I found out some interesting info today regarding Terry Allan's car. I spoke with Ron Ogilvie, the former parts manager for Bill Thomas Race Cars back in the '66-'69 era, and asked him some specific questions about Terry Allan and whether he remembered Terry and/or the car.

(JM) I am curious if you remember a red '67 Camaro being built into a road racer but having a 396 instead of a small block and being sent overseas. I have attached two photos of the car from '67. Red was the original color.

(RO) Terry's nickname around the shop was "Brillo" as he had this tightly curled bright red hair!  I remember Terry as he tried to talk me into moving 'down under' for the entire length of time he was here. He took both engines with him and every spare part we had in the shop.  Amazing that you brought up his name as I have not heard from him or about him since he left.

(JM) Interesting! So what was the car to begin with?

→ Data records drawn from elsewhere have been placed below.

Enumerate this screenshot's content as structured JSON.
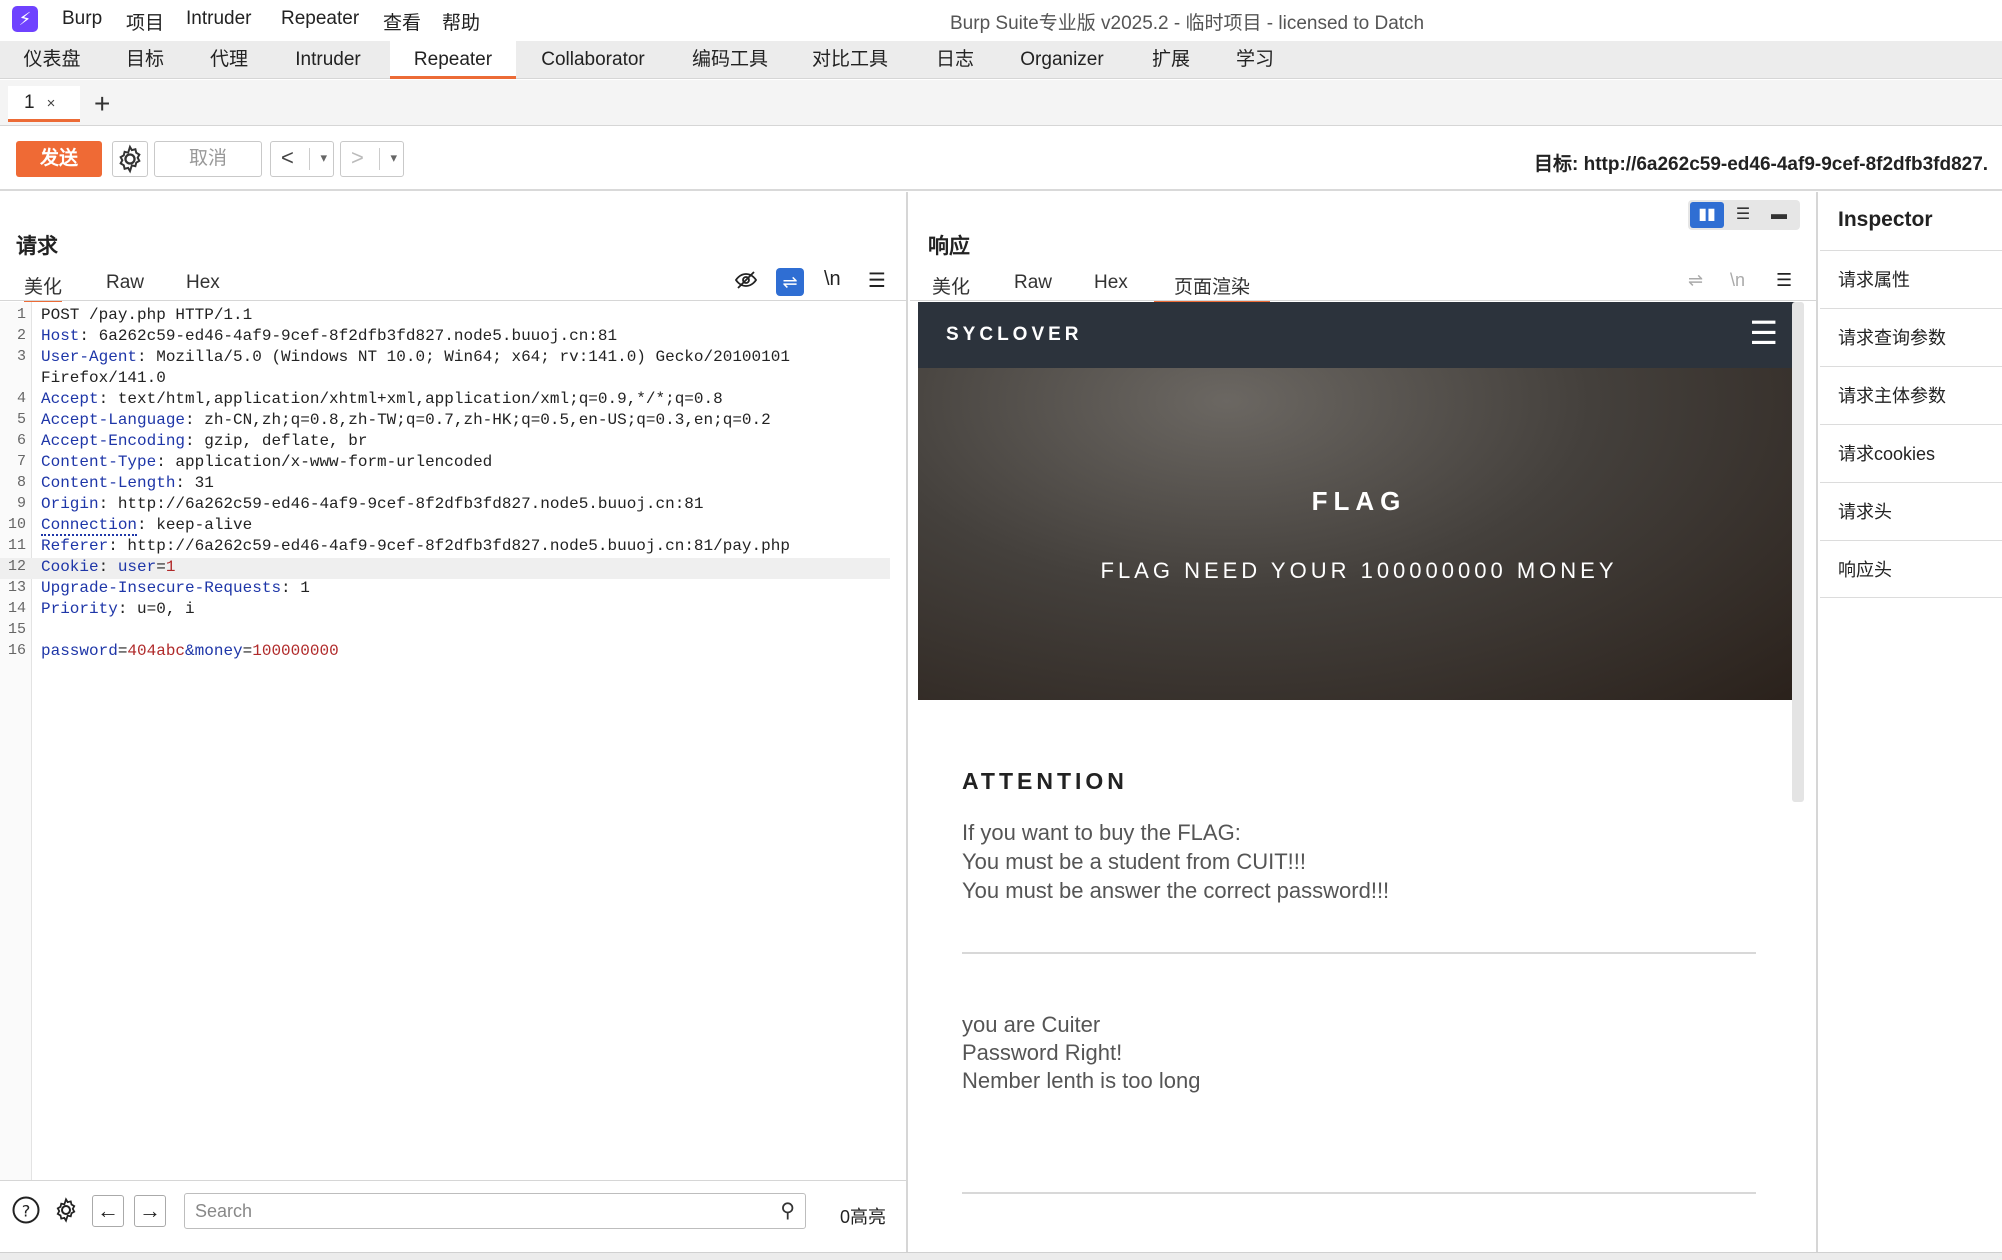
{
  "menu": {
    "app": "Burp",
    "items": [
      "项目",
      "Intruder",
      "Repeater",
      "查看",
      "帮助"
    ],
    "window_title": "Burp Suite专业版  v2025.2 - 临时项目 - licensed to Datch"
  },
  "main_tabs": [
    "仪表盘",
    "目标",
    "代理",
    "Intruder",
    "Repeater",
    "Collaborator",
    "编码工具",
    "对比工具",
    "日志",
    "Organizer",
    "扩展",
    "学习"
  ],
  "repeater_tabs": {
    "active": "1",
    "close": "×",
    "add": "+"
  },
  "toolbar": {
    "send": "发送",
    "cancel": "取消",
    "back": "<",
    "forward": ">",
    "dropdown": "▾",
    "target": "目标: http://6a262c59-ed46-4af9-9cef-8f2dfb3fd827."
  },
  "request": {
    "title": "请求",
    "tabs": [
      "美化",
      "Raw",
      "Hex"
    ],
    "lines": [
      {
        "n": "1",
        "name": "",
        "sep": "",
        "value": "POST /pay.php HTTP/1.1"
      },
      {
        "n": "2",
        "name": "Host",
        "sep": ": ",
        "value": "6a262c59-ed46-4af9-9cef-8f2dfb3fd827.node5.buuoj.cn:81"
      },
      {
        "n": "3",
        "name": "User-Agent",
        "sep": ": ",
        "value": "Mozilla/5.0 (Windows NT 10.0; Win64; x64; rv:141.0) Gecko/20100101"
      },
      {
        "n": "",
        "name": "",
        "sep": "",
        "value": "Firefox/141.0"
      },
      {
        "n": "4",
        "name": "Accept",
        "sep": ": ",
        "value": "text/html,application/xhtml+xml,application/xml;q=0.9,*/*;q=0.8"
      },
      {
        "n": "5",
        "name": "Accept-Language",
        "sep": ": ",
        "value": "zh-CN,zh;q=0.8,zh-TW;q=0.7,zh-HK;q=0.5,en-US;q=0.3,en;q=0.2"
      },
      {
        "n": "6",
        "name": "Accept-Encoding",
        "sep": ": ",
        "value": "gzip, deflate, br"
      },
      {
        "n": "7",
        "name": "Content-Type",
        "sep": ": ",
        "value": "application/x-www-form-urlencoded"
      },
      {
        "n": "8",
        "name": "Content-Length",
        "sep": ": ",
        "value": "31"
      },
      {
        "n": "9",
        "name": "Origin",
        "sep": ": ",
        "value": "http://6a262c59-ed46-4af9-9cef-8f2dfb3fd827.node5.buuoj.cn:81"
      },
      {
        "n": "10",
        "name": "Connection",
        "sep": ": ",
        "value": "keep-alive"
      },
      {
        "n": "11",
        "name": "Referer",
        "sep": ": ",
        "value": "http://6a262c59-ed46-4af9-9cef-8f2dfb3fd827.node5.buuoj.cn:81/pay.php"
      },
      {
        "n": "12",
        "name": "Cookie",
        "sep": ": ",
        "value": "",
        "cookie_name": "user",
        "cookie_eq": "=",
        "cookie_value": "1"
      },
      {
        "n": "13",
        "name": "Upgrade-Insecure-Requests",
        "sep": ": ",
        "value": "1"
      },
      {
        "n": "14",
        "name": "Priority",
        "sep": ": ",
        "value": "u=0, i"
      },
      {
        "n": "15",
        "name": "",
        "sep": "",
        "value": ""
      },
      {
        "n": "16",
        "name": "",
        "sep": "",
        "value": "",
        "body": [
          {
            "k": "password",
            "eq": "=",
            "v": "404abc"
          },
          {
            "k": "&money",
            "eq": "=",
            "v": "100000000"
          }
        ]
      }
    ],
    "footer": {
      "search_placeholder": "Search",
      "highlights": "0高亮"
    }
  },
  "response": {
    "title": "响应",
    "tabs": [
      "美化",
      "Raw",
      "Hex",
      "页面渲染"
    ],
    "rendered": {
      "brand": "SYCLOVER",
      "hero_title": "FLAG",
      "hero_subtitle": "FLAG NEED YOUR 100000000 MONEY",
      "attention": "ATTENTION",
      "lines": [
        "If you want to buy the FLAG:",
        "You must be a student from CUIT!!!",
        "You must be answer the correct password!!!"
      ],
      "result_lines": [
        "you are Cuiter",
        "Password Right!",
        "Nember lenth is too long"
      ]
    }
  },
  "inspector": {
    "title": "Inspector",
    "items": [
      "请求属性",
      "请求查询参数",
      "请求主体参数",
      "请求cookies",
      "请求头",
      "响应头"
    ]
  },
  "icons": {
    "hide": "eye-off-icon",
    "wrap": "word-wrap-icon",
    "newline_label": "\\n",
    "menu": "hamburger-icon"
  }
}
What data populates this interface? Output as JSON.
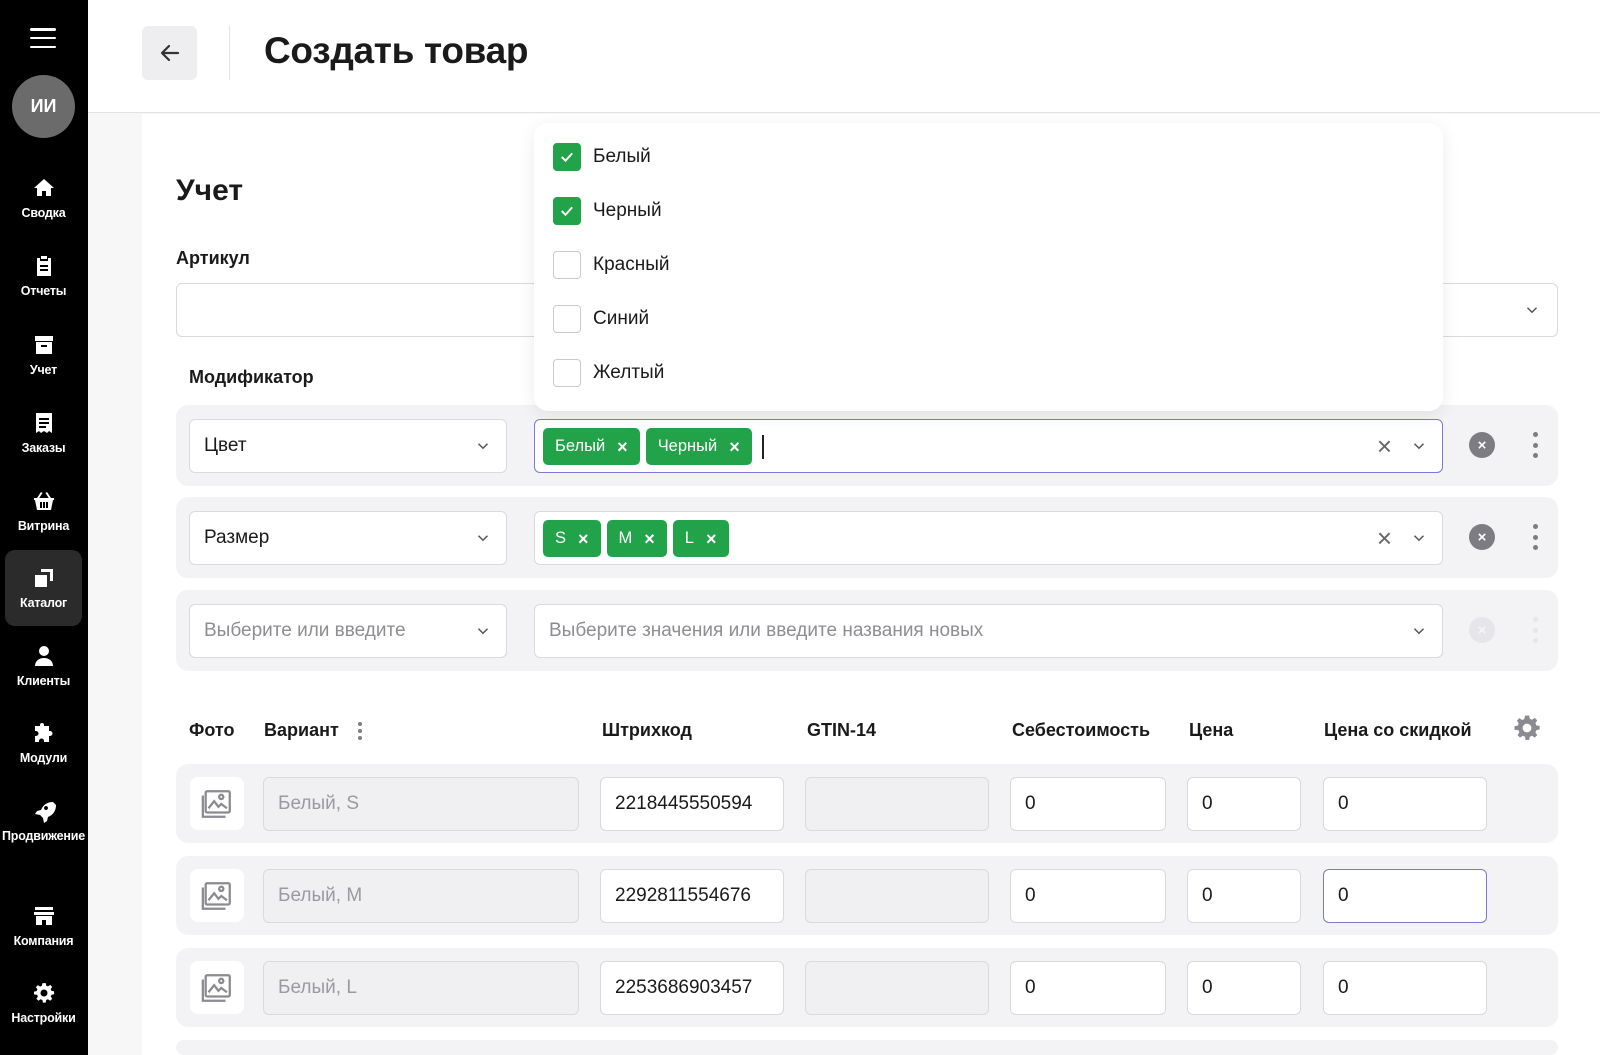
{
  "sidebar": {
    "avatar_initials": "ИИ",
    "items": [
      {
        "label": "Сводка",
        "icon": "home-icon"
      },
      {
        "label": "Отчеты",
        "icon": "clipboard-icon"
      },
      {
        "label": "Учет",
        "icon": "archive-icon"
      },
      {
        "label": "Заказы",
        "icon": "receipt-icon"
      },
      {
        "label": "Витрина",
        "icon": "basket-icon"
      },
      {
        "label": "Каталог",
        "icon": "catalog-icon",
        "active": true
      },
      {
        "label": "Клиенты",
        "icon": "user-icon"
      },
      {
        "label": "Модули",
        "icon": "puzzle-icon"
      },
      {
        "label": "Продвижение",
        "icon": "rocket-icon"
      },
      {
        "label": "Компания",
        "icon": "store-icon"
      },
      {
        "label": "Настройки",
        "icon": "gear-icon"
      }
    ]
  },
  "header": {
    "title": "Создать товар"
  },
  "section": {
    "title": "Учет",
    "sku_label": "Артикул",
    "sku_value": "",
    "modifier_label": "Модификатор"
  },
  "modifiers": [
    {
      "name": "Цвет",
      "tags": [
        "Белый",
        "Черный"
      ]
    },
    {
      "name": "Размер",
      "tags": [
        "S",
        "M",
        "L"
      ]
    },
    {
      "name_placeholder": "Выберите или введите",
      "values_placeholder": "Выберите значения или введите названия новых"
    }
  ],
  "dropdown": {
    "options": [
      {
        "label": "Белый",
        "checked": true
      },
      {
        "label": "Черный",
        "checked": true
      },
      {
        "label": "Красный",
        "checked": false
      },
      {
        "label": "Синий",
        "checked": false
      },
      {
        "label": "Желтый",
        "checked": false
      }
    ]
  },
  "table": {
    "headers": {
      "photo": "Фото",
      "variant": "Вариант",
      "barcode": "Штрихкод",
      "gtin": "GTIN-14",
      "cost": "Себестоимость",
      "price": "Цена",
      "sale_price": "Цена со скидкой"
    },
    "rows": [
      {
        "variant": "Белый, S",
        "barcode": "2218445550594",
        "gtin": "",
        "cost": "0",
        "price": "0",
        "sale_price": "0"
      },
      {
        "variant": "Белый, M",
        "barcode": "2292811554676",
        "gtin": "",
        "cost": "0",
        "price": "0",
        "sale_price": "0"
      },
      {
        "variant": "Белый, L",
        "barcode": "2253686903457",
        "gtin": "",
        "cost": "0",
        "price": "0",
        "sale_price": "0"
      }
    ]
  },
  "colors": {
    "accent_green": "#22a34a",
    "sidebar_bg": "#000000",
    "focus_border": "#7b7bd6"
  }
}
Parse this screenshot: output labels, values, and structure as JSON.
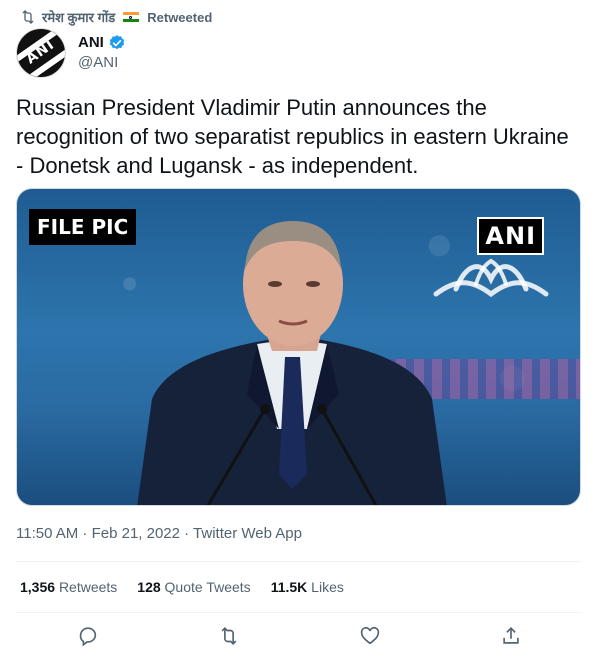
{
  "retweet_context": {
    "user": "रमेश कुमार गोंड",
    "label": "Retweeted"
  },
  "author": {
    "display_name": "ANI",
    "handle": "@ANI",
    "verified": true,
    "avatar_text": "ANI"
  },
  "tweet": {
    "text": "Russian President Vladimir Putin announces the recognition of two separatist republics in eastern Ukraine - Donetsk and Lugansk - as independent."
  },
  "media": {
    "overlay_left": "FILE PIC",
    "overlay_right": "ANI"
  },
  "meta": {
    "timestamp": "11:50 AM · Feb 21, 2022 · Twitter Web App"
  },
  "stats": {
    "retweets_count": "1,356",
    "retweets_label": "Retweets",
    "quotes_count": "128",
    "quotes_label": "Quote Tweets",
    "likes_count": "11.5K",
    "likes_label": "Likes"
  },
  "icons": {
    "retweet": "retweet-icon",
    "verified": "verified-badge-icon",
    "reply": "reply-icon",
    "like": "heart-icon",
    "share": "share-icon"
  },
  "colors": {
    "text_primary": "#0f1419",
    "text_secondary": "#536471",
    "verified_blue": "#1d9bf0"
  }
}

A Z28 or a 396? When you say took both engines with him, are you saying a 396 and a 302?

(RO) Took both engines (396 & 302) plus about 10000lbs of sway bars shocks, headers, carbs, engine parts, suspension parts all inside the car when it was shipped.  Took pass seat out into back and put engine in that space.  He said he paid by the amount of room not pounds of weight. I believe the car was just a 'plain jane' that everything was added to it.  Had to weigh 10000 lbs when they loaded on ship.

(JM) So started life as a plain jane and Bill Thomas shop added SS396 emblems, hood, painted stripes, etc?

(RO) Car was red when it got on ship..  Terry was a speed shop owner.